Ich bin auch müde, dachte Sofia. Aber ich kann nicht schlafen. Sie starrte in die Dunkelheit. Der bohrende Gedanke an eine andere Frau neben ihm ließ sie nicht zur Ruhe kommen. Es hielt sie nicht länger in ihrem Bett und sie stand auf. Langsam ging sie die Treppen hinab. Nervös strich sie sich durch ihr Haar, weil sie hatte ausgerechnet das Tagebuch auf ihrem Nachttisch liegen lassen.
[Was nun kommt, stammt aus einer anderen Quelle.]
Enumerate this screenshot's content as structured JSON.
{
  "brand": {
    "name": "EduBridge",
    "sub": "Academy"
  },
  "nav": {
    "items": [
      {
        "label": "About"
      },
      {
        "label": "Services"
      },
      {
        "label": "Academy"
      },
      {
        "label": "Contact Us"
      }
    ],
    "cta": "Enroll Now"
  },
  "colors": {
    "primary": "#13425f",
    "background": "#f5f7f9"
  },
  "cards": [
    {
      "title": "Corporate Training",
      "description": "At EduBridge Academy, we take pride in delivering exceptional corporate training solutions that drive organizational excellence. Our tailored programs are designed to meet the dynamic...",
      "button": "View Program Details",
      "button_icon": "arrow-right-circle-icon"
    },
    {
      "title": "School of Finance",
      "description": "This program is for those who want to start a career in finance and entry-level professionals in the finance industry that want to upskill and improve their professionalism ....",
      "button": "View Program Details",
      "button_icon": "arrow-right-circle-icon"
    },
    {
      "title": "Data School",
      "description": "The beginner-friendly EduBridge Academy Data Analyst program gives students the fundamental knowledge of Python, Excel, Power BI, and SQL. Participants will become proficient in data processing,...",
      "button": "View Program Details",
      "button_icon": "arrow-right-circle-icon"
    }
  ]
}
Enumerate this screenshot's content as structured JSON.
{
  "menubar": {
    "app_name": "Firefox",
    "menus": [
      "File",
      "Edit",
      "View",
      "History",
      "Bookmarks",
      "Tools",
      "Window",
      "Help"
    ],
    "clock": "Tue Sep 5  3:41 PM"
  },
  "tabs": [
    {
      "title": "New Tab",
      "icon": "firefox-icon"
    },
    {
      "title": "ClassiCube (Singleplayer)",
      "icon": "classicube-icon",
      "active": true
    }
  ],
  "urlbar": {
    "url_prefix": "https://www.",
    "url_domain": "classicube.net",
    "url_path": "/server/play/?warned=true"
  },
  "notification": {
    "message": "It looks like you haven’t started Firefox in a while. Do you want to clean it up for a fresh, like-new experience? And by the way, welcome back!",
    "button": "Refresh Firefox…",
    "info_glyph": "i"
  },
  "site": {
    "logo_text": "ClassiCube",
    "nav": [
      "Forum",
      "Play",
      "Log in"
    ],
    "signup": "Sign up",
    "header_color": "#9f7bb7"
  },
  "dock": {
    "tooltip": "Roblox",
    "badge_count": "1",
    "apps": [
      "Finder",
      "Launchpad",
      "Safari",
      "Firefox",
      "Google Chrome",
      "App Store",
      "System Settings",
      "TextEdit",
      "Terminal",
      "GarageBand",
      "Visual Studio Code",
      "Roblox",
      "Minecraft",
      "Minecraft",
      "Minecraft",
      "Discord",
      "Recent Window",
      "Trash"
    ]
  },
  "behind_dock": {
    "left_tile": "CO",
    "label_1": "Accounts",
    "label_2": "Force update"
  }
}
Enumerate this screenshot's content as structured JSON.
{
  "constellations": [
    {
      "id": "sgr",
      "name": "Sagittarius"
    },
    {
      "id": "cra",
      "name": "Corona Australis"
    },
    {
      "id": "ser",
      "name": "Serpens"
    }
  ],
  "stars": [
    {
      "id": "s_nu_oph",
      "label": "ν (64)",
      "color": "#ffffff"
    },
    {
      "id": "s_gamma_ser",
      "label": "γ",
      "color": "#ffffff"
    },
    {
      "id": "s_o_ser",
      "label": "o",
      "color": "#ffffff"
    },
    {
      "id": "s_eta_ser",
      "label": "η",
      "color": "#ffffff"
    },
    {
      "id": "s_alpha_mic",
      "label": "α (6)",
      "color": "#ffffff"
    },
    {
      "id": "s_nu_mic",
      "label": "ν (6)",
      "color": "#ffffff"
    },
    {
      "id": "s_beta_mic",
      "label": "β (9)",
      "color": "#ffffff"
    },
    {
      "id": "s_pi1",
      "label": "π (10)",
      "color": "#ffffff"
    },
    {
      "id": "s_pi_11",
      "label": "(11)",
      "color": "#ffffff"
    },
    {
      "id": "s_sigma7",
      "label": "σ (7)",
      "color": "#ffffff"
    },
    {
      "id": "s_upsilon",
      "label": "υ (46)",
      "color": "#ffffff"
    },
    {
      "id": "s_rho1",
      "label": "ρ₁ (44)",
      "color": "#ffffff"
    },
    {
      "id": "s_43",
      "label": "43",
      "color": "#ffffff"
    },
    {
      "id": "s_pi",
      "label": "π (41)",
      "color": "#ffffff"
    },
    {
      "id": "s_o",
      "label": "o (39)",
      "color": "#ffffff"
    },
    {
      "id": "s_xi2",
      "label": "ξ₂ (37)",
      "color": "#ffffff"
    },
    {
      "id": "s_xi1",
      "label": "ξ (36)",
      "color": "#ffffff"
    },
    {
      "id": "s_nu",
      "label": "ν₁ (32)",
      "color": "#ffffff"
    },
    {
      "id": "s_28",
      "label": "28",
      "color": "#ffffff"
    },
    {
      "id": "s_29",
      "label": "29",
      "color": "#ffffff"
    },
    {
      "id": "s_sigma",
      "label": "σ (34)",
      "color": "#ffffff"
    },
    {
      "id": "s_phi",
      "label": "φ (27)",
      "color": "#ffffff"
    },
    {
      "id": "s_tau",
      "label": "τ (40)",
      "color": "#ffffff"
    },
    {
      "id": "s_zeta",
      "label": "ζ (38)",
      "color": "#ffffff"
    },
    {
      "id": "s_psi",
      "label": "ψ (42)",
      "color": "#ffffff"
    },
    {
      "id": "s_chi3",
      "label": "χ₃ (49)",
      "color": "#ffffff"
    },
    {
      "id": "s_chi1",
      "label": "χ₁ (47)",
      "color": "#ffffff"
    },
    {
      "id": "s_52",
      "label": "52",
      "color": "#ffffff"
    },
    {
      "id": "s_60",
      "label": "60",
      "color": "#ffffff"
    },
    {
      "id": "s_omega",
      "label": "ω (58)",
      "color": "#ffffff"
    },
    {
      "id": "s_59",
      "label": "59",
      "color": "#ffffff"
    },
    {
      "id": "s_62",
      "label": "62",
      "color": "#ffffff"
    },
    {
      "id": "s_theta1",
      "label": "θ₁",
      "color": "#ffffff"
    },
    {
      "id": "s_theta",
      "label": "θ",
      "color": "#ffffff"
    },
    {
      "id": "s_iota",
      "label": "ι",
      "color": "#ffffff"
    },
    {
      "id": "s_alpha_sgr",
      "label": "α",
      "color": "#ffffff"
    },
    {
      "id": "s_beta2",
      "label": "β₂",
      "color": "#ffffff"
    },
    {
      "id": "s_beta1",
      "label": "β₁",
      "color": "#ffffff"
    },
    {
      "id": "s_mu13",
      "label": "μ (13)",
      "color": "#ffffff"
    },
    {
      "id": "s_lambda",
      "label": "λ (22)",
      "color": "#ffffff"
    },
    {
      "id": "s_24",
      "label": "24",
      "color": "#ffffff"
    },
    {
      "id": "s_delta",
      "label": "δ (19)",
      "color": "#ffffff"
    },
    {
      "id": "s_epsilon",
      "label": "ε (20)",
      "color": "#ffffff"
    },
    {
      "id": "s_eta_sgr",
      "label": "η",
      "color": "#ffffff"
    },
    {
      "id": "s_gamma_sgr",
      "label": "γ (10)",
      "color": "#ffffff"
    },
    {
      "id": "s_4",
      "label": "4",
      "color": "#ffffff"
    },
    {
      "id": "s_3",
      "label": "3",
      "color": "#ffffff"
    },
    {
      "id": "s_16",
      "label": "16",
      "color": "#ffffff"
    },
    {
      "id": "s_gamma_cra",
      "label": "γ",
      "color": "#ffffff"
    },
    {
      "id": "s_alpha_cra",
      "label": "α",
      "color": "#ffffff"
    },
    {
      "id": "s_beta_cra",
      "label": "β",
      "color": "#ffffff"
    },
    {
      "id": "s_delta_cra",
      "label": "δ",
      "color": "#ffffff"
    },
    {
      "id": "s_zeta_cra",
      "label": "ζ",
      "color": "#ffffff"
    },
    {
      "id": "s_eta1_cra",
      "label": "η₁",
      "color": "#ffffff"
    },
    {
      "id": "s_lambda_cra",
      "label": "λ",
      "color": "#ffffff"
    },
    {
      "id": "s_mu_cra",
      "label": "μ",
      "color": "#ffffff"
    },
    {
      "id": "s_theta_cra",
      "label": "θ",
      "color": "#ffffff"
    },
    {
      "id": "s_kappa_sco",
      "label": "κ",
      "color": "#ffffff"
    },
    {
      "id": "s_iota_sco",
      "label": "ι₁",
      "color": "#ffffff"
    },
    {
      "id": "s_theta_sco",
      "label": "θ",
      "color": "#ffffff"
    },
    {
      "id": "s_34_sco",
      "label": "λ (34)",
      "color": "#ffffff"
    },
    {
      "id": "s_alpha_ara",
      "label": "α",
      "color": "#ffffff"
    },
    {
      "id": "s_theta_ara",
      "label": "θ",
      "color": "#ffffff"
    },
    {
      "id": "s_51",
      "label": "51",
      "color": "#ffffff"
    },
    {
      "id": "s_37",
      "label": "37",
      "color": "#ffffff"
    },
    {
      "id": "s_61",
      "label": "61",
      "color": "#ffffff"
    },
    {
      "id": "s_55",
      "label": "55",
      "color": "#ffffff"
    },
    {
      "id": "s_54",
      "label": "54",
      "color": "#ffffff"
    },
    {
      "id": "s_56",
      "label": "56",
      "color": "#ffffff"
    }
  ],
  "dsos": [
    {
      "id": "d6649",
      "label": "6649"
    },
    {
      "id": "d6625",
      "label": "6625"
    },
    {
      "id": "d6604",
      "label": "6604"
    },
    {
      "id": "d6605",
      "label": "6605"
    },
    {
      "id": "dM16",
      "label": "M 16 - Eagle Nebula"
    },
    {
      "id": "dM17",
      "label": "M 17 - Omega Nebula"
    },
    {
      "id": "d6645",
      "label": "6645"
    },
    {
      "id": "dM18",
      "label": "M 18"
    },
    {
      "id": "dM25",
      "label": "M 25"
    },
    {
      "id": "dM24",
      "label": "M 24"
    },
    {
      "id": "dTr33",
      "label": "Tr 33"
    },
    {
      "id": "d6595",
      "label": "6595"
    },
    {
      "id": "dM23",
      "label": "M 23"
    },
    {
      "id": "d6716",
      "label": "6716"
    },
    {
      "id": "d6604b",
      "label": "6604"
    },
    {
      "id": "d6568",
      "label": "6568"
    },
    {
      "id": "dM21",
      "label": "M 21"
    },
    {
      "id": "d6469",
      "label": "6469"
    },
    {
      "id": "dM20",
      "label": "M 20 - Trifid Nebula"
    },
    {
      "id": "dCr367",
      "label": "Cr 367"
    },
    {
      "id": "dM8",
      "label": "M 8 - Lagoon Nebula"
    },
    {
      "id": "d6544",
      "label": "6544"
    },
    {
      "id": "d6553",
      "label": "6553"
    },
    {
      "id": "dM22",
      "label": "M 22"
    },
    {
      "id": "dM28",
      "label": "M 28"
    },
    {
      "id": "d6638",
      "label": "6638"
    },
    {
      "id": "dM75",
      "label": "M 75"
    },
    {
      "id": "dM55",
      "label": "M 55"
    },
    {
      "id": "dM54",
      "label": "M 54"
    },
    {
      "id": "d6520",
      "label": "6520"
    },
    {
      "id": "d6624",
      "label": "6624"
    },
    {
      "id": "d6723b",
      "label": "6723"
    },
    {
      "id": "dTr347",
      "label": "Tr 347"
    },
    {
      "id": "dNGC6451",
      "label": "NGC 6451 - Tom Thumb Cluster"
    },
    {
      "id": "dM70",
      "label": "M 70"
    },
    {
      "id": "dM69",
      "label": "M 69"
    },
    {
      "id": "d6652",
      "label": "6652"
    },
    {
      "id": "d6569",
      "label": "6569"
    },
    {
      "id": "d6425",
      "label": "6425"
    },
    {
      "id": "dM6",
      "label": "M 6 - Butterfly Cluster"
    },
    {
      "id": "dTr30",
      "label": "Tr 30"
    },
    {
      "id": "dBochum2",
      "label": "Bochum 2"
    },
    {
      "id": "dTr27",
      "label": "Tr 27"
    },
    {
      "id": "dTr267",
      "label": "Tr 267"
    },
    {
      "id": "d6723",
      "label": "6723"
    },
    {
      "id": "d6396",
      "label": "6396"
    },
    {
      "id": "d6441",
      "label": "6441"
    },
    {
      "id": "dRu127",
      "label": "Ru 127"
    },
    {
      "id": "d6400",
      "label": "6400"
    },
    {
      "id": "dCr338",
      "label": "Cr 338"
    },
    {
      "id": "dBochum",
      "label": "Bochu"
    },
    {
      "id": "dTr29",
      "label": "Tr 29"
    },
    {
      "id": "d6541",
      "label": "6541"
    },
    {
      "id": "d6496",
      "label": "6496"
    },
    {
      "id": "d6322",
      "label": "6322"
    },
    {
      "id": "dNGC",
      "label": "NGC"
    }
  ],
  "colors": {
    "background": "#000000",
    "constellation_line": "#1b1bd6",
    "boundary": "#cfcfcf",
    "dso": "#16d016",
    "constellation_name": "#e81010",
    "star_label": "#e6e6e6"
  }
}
Sie hastete zurück, um es zu holen.
„Warum liegst du nicht in deinem Bett?“, fragte Marcel.
„Ich kann nicht schlafen“, erwiderte Sofia und sie nahm das Tagebuch an sich und wollte schon aus dem Zimmer eilen, als er hinzufügte: „Was ist an diesem Buch so faszinierend? Meinst du nicht, du übertreibst?“
Ohne zu antworten schlug Sofia die Türe hinter sich zu. Sie hastete in ihr Zimmer und setzte sich an den Tisch und schlug das Tagebuch auf und wischte sich mit dem Handrücken ein paar Tränen von ihren Wangen.
Sommer 1966, die Hochzeit von Sofia und Marcel. Der schönste Tag für meine kleine Sofia. Marcel wird ein fürsorglicher Ehemann sein, der es versteht, sie auf Händen zu tragen. Mögen sie glücklich sein, auf ihrem gemeinsamen Lebensweg.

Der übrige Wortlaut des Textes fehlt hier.